Originally Posted by
Cristo
Part of the process of discovering and inventing is throwing magic ideas.
Then once in a while some of them work. Or maybe I'm just a fool again.
I'll briefly explain my idea of processor. Usually the dictionaries are limited in size or by any other factor, like computational. I thought of how to get into dictionaries or process all type of data and info in the enwik file, so everything could be represented in less bytes than it is, but without converting it in random-like/binary data, so the pre-compressor just changes the way in which the data is represented using dictionaries and other techniques, but is not strictly compressing. Just getting the lesser value to represent it. (That was the occam principle similarity, shaving the symbols to the simpler possible, which would be obvious but is not done)

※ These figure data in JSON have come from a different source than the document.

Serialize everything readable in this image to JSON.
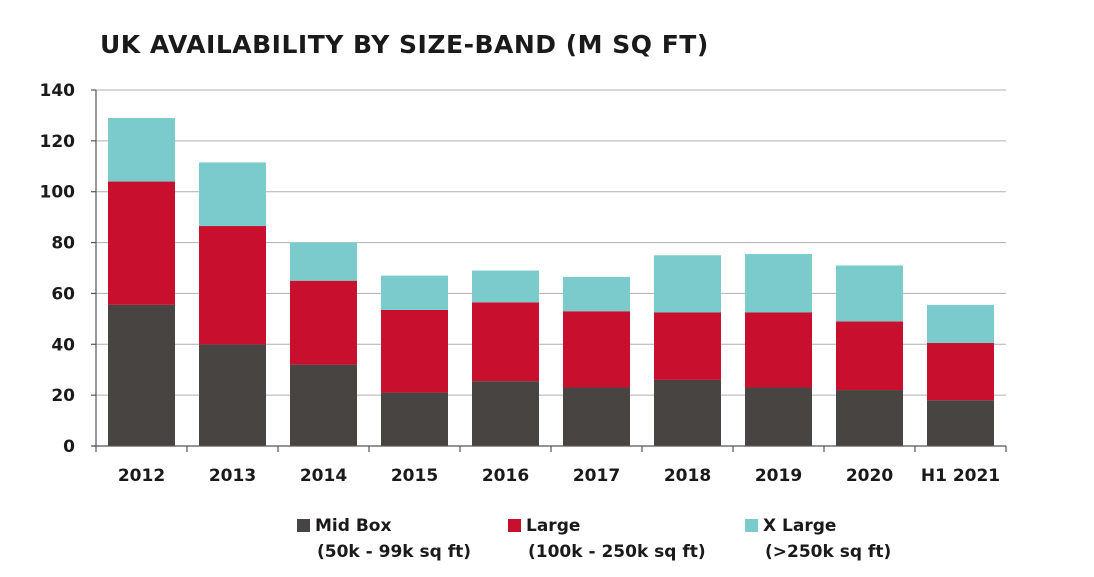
{
  "chart_data": {
    "type": "bar",
    "stacked": true,
    "title": "UK AVAILABILITY BY SIZE-BAND (M SQ FT)",
    "xlabel": "",
    "ylabel": "",
    "categories": [
      "2012",
      "2013",
      "2014",
      "2015",
      "2016",
      "2017",
      "2018",
      "2019",
      "2020",
      "H1 2021"
    ],
    "ylim": [
      0,
      140
    ],
    "yticks": [
      0,
      20,
      40,
      60,
      80,
      100,
      120,
      140
    ],
    "grid": true,
    "legend_position": "bottom",
    "series": [
      {
        "name": "Mid Box",
        "range": "(50k - 99k sq ft)",
        "color": "#474442",
        "values": [
          55.5,
          40,
          32,
          21,
          25.5,
          23,
          26,
          23,
          22,
          18
        ]
      },
      {
        "name": "Large",
        "range": "(100k - 250k sq ft)",
        "color": "#c8102e",
        "values": [
          48.5,
          46.5,
          33,
          32.5,
          31,
          30,
          26.5,
          29.5,
          27,
          22.5
        ]
      },
      {
        "name": "X Large",
        "range": "(>250k sq ft)",
        "color": "#7ccbcc",
        "values": [
          25,
          25,
          15,
          13.5,
          12.5,
          13.5,
          22.5,
          23,
          22,
          15
        ]
      }
    ]
  }
}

The various classes or categories are: wikipages, xml, tags, markdown, phrases, words, numbers including things like dates and ips, punctuation marks. Then there are content mixer/un-mixers.
The resulting file weights less than the original but is not compressed yet. Then a binary compressor should compress it more than the original file because it doesn't care about what the symbols represent.
Compare for example:
Lorem ipsum Lorem ipsum Lorem ipsum
and
Lorem
ipsum
lilili
being the program size negligible the second one should be compressed less.
Here for words. Same for all the classes of data.